3. Useful Resources for Further Investigation

• Official Wazuh Documentation: The documentation is your best ally. Check the Vulnerability Detection section for your specific version (4.10.1).

  • https://documentation.wazuh.com/current/user-manual/capabilities/vulnerability-detection/index.html

• Wazuh Forum and Community: The Wazuh community is a valuable resource for finding solutions to common problems.

  • https://groups.google.com/forum/#!forum/wazuh

4. Best Practices and Warnings

• Configuration Consistency: Ensure that the vulnerability-detector module configuration on the Wazuh manager matches the operating systems of your agents. An error in this configuration can lead to vulnerabilities not being detected.

• Performance Considerations: If you have a large number of agents, forcing constant restarts or a very high scanning frequency can impact the manager's performance. Adjust the scanning interval (interval) according to your needs and your infrastructure's capacity.

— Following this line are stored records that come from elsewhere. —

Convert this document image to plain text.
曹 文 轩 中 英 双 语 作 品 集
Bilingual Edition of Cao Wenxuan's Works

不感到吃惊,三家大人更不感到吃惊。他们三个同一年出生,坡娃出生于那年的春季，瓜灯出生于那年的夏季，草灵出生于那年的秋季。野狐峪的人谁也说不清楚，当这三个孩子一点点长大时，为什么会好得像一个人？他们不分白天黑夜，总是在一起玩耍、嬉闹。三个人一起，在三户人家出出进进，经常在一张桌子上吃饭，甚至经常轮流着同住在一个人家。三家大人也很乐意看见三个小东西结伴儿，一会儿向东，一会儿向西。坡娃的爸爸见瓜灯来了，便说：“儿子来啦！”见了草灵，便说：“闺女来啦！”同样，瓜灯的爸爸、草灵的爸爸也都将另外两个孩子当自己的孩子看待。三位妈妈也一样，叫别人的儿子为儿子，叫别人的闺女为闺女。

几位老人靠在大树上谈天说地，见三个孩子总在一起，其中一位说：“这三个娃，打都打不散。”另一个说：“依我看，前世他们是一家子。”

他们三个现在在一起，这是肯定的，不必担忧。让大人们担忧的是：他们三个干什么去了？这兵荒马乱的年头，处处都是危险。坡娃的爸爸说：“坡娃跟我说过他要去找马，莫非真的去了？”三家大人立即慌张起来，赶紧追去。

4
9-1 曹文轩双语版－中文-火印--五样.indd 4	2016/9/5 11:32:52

• Versions and Compatibility: Always ensure that the manager and agents are compatible. Although your version 4.10.1 is recent, it's important to consider the release notes.

• User Interface Usage: Sometimes, the problem may simply be a matter of browser cache. Try reloading the page or clearing your browser's cache to ensure you're seeing the most recent information.

In summary, while restarting the manager might have been a solution in previous versions, the modular architecture of recent Wazuh versions requires a more detailed approach. We recommend you follow the diagnostic steps mentioned to identify the root cause of the problem. If the situation persists after following these steps, we suggest you review the manager and agent logs in more detail to identify any specific errors.